Klima examines “acute natural hazards” such as wildfires, inland and coastal flooding, as well as greater frequency of extreme weather events, and concludes that large numbers of residential mortgages are in need of “rational repricing” because of failure to properly account for climate change.
Such a repricing, for example just from flood and wildfire alone, would wipe out as much as $1.9 trillion in real estate value from high climate at risk properties, the effects to begin to be felt over the next two years with market adjustment continuing to work out over a period of perhaps ten years, according to Klima.
A bailout number
In the aggregate, the climate-driven mortgage mispricing will approach the 2008 disaster in its scale, with losses possibly two-thirds as large, DeltaTerra estimates. The “cost” of the 2008 Fannie and Freddie “bailouts” was $189 billion.
Those terms – “cost” and “bailout” – were more often than not used by the press at the time to describe what was really in effect an acquisition, a $189 billion acquisition of the GSEs’ mortgage portfolios by the newly created Federal Housing Finance Authority, FHFA, itself created by Congress to manage the federal government’s “conservatorship” of the GSEs.
The upshot is that the federal government now controls the GSEs, even going so far in recent years as to unilaterally “sweep” GSE books and deposit the proceeds at the Treasury.
A week ago, in a complete victory for the federal government, the Supreme Court ruled that the federal government had the right to “sweep” GSE books and that the five-year term of the FHFA chief is at the discretion of the president, striking down the part of law creating the FHFA that stipulated once an FHFA chief is appointed his five year term cannot be interrupted, not even by the president.

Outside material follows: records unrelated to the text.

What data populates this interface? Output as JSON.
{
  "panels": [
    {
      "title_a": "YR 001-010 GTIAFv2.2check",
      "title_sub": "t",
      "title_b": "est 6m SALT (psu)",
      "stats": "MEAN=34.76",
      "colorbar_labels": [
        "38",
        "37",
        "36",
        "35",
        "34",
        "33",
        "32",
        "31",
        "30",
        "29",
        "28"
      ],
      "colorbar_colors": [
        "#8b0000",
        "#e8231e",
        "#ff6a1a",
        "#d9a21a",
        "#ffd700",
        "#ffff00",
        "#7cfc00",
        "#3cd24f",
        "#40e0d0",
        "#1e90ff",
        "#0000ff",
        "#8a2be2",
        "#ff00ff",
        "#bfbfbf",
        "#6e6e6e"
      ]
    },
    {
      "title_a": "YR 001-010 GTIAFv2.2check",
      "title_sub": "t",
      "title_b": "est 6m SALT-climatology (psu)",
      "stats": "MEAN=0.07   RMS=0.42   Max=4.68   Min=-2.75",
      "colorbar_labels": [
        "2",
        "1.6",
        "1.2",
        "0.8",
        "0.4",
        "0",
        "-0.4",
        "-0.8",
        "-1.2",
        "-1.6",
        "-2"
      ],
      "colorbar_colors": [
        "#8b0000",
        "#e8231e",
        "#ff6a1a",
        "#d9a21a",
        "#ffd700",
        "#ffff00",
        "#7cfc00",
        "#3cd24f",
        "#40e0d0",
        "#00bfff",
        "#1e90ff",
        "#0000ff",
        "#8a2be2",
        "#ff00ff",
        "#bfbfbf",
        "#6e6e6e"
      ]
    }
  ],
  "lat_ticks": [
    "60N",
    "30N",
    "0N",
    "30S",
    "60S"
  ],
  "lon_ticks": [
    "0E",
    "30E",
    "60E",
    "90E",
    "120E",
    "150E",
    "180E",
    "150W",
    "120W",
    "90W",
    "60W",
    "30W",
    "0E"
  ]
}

The FHFA acquired the conservatorship of GSE mortgage portfolios at the point of uppermost panic as markets melted down in 2008, so it should come as no surprise that what was widely characterized at the time as a disaster for the taxpayer – thus “cost” and “bailout” – was in reality a financial bonanza.
As it turns out, $189 billion was one of the great bargains of the age. So far in the course of FHFA’s conservatorship, the GSEs have thrown off annual free cash in aggregate totaling a multiple of that $189 billion.
Thus, the GSEs appear to be relatively well capitalized as they face waves of climate driven mortgage repricings. DeltaTerra agrees, pointing out, however, that as climate increasingly stresses the mortgage markets they will be less able to deal with any unforeseen stressor events in the future.